Дядя Василий между тем рассеянно глазел направо и налево, похваливал строение, лошадей, встречавшихся по дороге, и не переставал подымать тяжеловесную свою шапку.
– Тимофей! а Тимофей! глянь-кась, брат, – сказал он, толкая локтем соседа, – посмотри, кто это?.. не управитель ли ваш едет? – присовокупил он, кивая головою на всадника в дубленом полушубке, который неожиданно повернул из-за угла крайней избы и показался у околицы.
Тимофей бросил робкий взгляд в ту сторону и тотчас же опустил голову.
– Нет, – сказал он, двигая бровями и пожимая губами при каждом слове, – это из дворовых… вечор в город посылали… на почту: стало, оттедова…
Всадник припустил рысью и проехал мимо; но почти в ту же минуту подле старика и Лапши послышался стук копыт, и в ушах того и другого прозвучал знакомый голос:
– Здорово, дядя!.. Лапша, куда ты?.. ай гостя провожать вышел?.. А я… я в поле… Надыть попахаться до дождичка…

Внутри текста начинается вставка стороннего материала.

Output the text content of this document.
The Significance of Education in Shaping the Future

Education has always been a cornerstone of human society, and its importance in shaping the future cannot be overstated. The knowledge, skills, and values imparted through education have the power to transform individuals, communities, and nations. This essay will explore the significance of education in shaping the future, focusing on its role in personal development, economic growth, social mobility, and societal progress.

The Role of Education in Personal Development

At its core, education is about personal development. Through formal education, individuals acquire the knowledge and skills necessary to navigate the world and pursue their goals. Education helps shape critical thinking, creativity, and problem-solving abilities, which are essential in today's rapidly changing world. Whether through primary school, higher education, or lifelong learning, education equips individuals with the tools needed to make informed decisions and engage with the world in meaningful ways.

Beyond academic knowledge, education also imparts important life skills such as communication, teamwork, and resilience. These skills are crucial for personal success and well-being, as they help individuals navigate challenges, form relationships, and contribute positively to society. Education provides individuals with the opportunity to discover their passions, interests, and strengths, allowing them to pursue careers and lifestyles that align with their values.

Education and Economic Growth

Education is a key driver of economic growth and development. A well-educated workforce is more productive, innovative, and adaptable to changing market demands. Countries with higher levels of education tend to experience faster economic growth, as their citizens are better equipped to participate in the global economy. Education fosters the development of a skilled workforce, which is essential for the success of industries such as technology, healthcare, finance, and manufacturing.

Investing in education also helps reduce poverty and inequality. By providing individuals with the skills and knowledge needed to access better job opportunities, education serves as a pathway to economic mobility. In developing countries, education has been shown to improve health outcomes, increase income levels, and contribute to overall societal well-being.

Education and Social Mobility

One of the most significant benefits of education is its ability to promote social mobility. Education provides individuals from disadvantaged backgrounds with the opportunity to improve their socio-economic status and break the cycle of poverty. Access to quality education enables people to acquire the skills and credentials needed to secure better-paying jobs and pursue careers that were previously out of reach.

То был рябой мужичок, отличавшийся накануне беспокойным любопытством и суетою; он сидел верхом на лошади и так немилосердно болтал босыми ногами, что каждый раз, как пятка его прикасалась к ребрам клячи, слышался глухой звук, и кляча! фыркала и вздергивала голову; позади, дребезжа, подпрыгивая! и подымая клуб пыли, тащилась соха, обращенная сошником кверху.
Старик поздоровался.
– Слышь, эй. Лапша! а ведь Филипп-то жив! – воскликнул неожиданно рябой мужичок.
Тимофей страшно замигал глазами и покосился на стороны, желая узнать, не было ли кого-нибудь поблизости, кто бы мог слышать неуместное восклицание; но он успокоился, увидев, что они приближались уже к околице.
– То-то, я чай, подивился ты, как узнал о нем! – начал снова рябой мужик, – мы все думали, его давно уж и в живых нету… один ведь только Пантелей кузнец… Эй, дядя! дядя! – подхватил он вдруг, принимаясь неистово болтать ногами и махать руками, – эй, пррр… мотри, за околицу зацепишь… Эй, Петрушка, держи левей… ворочай налево лошадь-то… дергай ее левей… так!
Он осадил назад и дал им проехать околицу, после чего выровнялся с возом, который остановился.
– Ты, дядя, куда?
– В Чернево; сказывали, есть такая деревня от вас недалеко.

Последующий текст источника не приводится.